Uma expressão corriqueira tanto dentro do meio acadêmico quanto fora dele

guarda em si certa incompreensão travestida de um grande insight sobre os tempos

contemporâneos. Trata-se de algo nas linhas de “na sociedade contemporânea o

importante é o ter e não o ser”. Tal expressão revela certa incompreensão tanto histórica

quanto observacional. Esquece-se de que a relação “ter e ser” é tão antiga quanto o

homem. O que modifica, atualmente, é o fato de esta relação poder ser alterada. À época

do medievo dominado pela Igreja, era impossível deixar de ser criatura divina vez que,

por ser humano, se tinha parte de sua essência. Tal é o sentido da fala dos cristãos aos

ateus quando os primeiros dizem aos segundos que “ainda vocês os neguem, Ele está

dentro de vós”. A condição de humanidade era ter sido criado por Deus e manter com

este alguma espécie de relação ainda que à revelia da vontade.

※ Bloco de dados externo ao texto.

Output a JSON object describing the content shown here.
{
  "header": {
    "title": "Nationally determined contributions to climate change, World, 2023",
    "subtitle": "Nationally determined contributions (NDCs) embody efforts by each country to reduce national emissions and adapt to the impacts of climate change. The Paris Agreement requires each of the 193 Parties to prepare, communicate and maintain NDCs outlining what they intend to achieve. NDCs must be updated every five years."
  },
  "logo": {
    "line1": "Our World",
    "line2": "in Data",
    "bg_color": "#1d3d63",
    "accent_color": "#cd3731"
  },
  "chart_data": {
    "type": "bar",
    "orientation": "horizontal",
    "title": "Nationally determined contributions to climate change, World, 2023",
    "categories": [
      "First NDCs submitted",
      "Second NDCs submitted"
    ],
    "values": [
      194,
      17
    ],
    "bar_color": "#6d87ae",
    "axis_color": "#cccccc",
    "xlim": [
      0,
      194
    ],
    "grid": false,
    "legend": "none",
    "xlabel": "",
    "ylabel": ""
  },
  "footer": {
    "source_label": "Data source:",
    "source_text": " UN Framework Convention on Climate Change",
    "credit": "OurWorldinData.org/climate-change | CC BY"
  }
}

Contemporaneamente, pode-se, quase que literalmente, possuir outras

existências. Se se tem a graduação em psicologia e o devido registro, se é psicólogo; se

se possui graduação em filosofia, se é filósofo; se se possui uma graduação ou curso de

teatro, se é ator, etc. Este é o defeito histórico da afirmativa: tomar uma relação antiga

como uma relação que existe como algo importante apenas agora. Ter sempre foi

definidor e inseparável do ser e, muitas vezes, o que se tinha dava testemunho muito

mais contundente do que se era do que a afirmação travestida de insight permite supor.

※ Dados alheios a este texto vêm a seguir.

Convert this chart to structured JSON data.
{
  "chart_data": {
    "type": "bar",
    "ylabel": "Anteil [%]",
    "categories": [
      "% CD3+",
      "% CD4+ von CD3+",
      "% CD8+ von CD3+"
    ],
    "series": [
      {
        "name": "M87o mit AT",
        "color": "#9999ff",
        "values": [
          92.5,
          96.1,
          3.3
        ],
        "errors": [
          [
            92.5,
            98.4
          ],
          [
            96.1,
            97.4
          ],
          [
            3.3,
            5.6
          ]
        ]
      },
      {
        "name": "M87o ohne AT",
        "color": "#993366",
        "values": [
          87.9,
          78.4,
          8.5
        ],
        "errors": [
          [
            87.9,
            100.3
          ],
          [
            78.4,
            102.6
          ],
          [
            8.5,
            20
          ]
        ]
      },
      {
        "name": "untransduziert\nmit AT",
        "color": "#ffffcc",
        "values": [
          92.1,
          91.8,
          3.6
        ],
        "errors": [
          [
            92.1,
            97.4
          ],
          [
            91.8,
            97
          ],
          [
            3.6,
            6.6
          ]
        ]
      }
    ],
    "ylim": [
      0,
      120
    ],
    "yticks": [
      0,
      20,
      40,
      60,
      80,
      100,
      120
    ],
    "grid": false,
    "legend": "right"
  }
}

O defeito observacional dá-se no momento em que se confunde ter com

consumir. Se sempre foi necessário ter para ser, só contemporaneamente possuímos

objetos que são feitos exclusivamente para serem exibidos por um curtíssimo tempo,

tempo este condicional de ambas as existências (a do consumidor e a do consumido).

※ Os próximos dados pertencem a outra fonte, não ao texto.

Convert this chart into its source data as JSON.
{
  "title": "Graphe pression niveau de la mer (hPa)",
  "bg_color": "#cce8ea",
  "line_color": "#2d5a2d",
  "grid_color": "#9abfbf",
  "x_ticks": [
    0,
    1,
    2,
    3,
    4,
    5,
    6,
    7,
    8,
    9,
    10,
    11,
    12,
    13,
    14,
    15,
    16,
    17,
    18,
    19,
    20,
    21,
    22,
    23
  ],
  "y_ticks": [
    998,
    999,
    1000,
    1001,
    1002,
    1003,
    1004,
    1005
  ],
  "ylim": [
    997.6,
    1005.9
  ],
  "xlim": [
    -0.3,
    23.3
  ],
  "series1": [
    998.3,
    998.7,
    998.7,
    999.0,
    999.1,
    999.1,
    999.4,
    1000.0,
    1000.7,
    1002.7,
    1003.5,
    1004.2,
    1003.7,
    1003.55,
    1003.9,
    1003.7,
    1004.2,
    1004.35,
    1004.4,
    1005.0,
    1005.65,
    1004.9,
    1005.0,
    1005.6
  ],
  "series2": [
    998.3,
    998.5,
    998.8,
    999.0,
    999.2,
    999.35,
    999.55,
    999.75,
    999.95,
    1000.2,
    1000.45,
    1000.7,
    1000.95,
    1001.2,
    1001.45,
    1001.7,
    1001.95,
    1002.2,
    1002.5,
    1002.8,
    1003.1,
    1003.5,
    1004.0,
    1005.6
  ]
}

Uma mesa colonial, à época dos imperadores, era feita para durar séculos. A duração

era o testemunho da habilidade do artesão e, também, da importância do nome na

família que adquiria o objeto. O testemunho era dado pelo tempo. Assim, o tempo era o

espectador que, quando “calado alto, divulgava”. Um índice de que isto mudou é a

possibilidade da existência da moda. Não se funda esta na tentativa de inscrição na

tradição e, portanto, num longo período de estabilidade: ao contrário, obviamente se

inscreve num período de um grande apogeu e posterior obsolescência frente aos seus

juízes.

A própria confusão entre ter e consumir, por sua vez, revela uma face da

contemporaneidade, qual seja, sua pretensão ahistórica e eventual e a consequente

impossibilidade de consideração do tempo como futuro ou passado, mas sempre como

um presente ininterrupto que não cessa de buscar qualquer coisa para “passar o tempo”.